Considerae agora a presumpção de Satanaz, que em todos os lugares, e em todas as nações, quando póde, se faz conhecido por alguma especie de adoração e sacrificio por saber, que nenhuma religião boa ou má, pode existir sem algum sacrificio e representação da coisa adorada.
Eis porque elle inventou os idolos em lugar das verdadeiras imagens, que Deos mandou levantar no tabernaculo, e depois no templo de Salomão.
Em vez dos verdadeiros sacrificios, que Deos estabelecia na sua lei, procurou este espirito soberbo ter altares e sacrificios de toda a especie de animaes e fructos da terra.
Comquanto esta nação de selvagens não tivesse perante o publico algumas ceremonias de religião, nem préces e nem orações, comtudo em particular estes feiticeiros serviam ao diabo, como ja disse.
Para acabar, direi que acreditavam estas pessoas em espiritos particulares, até mesmo francezes.
Vou dar-vos exemplos.
Quando o Sr. de la Ravardiere, depois da guerra dos Camarapins, regressava do Pará, advertio-lhe uma mulher que fora resolvida a sua morte, bem como a de todos os francezes e Tupinambás, que o acompanhavam, pelos selvagens d’aldeia, onde estava alojado.
Fez-se tudo quanto foi possivel para descobrir-se a verdade, porem todos negaram e nada confessaram.

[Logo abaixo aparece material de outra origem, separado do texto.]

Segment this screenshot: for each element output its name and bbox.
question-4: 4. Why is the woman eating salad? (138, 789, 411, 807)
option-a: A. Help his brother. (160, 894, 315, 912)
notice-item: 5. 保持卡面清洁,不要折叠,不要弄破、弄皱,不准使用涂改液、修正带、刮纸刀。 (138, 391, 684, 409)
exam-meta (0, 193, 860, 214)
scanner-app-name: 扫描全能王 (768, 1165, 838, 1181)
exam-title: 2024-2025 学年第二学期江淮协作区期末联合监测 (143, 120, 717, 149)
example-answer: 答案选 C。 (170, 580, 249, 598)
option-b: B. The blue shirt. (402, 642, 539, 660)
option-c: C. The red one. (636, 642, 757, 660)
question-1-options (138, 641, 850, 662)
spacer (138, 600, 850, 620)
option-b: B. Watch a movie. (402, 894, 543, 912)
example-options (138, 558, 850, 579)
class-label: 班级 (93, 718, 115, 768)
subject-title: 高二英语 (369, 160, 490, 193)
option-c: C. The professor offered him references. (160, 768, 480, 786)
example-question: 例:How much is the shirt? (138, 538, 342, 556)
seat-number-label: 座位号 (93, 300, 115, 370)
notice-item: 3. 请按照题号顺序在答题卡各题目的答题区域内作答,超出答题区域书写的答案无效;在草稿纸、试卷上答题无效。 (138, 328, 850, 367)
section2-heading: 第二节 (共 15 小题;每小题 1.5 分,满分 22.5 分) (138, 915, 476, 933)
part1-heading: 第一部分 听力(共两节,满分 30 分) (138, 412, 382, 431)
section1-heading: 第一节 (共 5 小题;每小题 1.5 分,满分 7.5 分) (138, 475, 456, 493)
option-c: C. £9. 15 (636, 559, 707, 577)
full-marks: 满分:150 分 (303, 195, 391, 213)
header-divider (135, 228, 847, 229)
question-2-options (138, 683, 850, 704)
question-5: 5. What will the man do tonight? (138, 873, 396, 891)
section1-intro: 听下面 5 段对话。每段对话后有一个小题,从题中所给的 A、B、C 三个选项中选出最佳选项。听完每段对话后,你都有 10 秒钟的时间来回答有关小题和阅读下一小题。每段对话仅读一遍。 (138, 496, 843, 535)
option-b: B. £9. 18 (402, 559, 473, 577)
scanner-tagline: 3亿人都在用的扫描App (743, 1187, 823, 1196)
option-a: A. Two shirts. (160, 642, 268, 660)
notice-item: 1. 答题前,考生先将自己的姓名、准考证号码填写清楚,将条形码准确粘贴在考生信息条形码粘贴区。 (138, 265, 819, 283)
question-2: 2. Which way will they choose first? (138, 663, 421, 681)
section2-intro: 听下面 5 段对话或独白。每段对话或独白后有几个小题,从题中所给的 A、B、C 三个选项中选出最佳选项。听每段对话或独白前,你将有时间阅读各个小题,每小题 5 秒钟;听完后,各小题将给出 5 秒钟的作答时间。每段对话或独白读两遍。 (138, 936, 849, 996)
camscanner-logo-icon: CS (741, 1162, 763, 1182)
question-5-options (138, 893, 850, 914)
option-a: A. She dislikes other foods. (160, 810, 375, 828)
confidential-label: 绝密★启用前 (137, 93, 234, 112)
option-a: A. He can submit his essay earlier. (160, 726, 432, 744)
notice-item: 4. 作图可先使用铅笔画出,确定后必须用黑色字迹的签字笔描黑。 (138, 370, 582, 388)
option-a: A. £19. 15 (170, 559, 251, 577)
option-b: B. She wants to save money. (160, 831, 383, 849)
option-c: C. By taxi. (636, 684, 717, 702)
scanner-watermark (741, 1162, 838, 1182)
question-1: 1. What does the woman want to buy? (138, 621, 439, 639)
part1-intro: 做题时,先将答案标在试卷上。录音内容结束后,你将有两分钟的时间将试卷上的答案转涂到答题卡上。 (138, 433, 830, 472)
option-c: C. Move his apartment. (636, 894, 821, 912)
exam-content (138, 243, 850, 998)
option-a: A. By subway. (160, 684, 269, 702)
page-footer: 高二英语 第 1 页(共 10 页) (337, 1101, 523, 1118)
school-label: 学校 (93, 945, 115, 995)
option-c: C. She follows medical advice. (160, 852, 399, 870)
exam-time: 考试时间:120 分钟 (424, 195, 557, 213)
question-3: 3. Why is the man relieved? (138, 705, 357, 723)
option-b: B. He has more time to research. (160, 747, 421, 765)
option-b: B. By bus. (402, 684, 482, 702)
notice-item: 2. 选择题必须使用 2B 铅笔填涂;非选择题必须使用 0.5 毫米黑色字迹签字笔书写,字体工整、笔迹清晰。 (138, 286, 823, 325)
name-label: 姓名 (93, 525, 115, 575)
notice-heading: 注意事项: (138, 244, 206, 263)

Fizeram crer aos selvagens d’aquelles lugares, que no relogio d’algibeira, que trasia o Sr. de la Ravardiere, havia um espirito escondido, que dava movimento ao que se via por dentro e por fóra, e que aos francezes revellava as coisas mais secretas.
Fez-se vir ao chefe, ao qual se disse, que se o ponteiro do relogio chegasse a tal ponto do quadrante, que fallava a verdade o espirito, e por isso acrescentaram — leva-o comtigo e guarda-o até ahi chegar o ponteiro, e vem antes do nosso espirito e conta-nos tudo.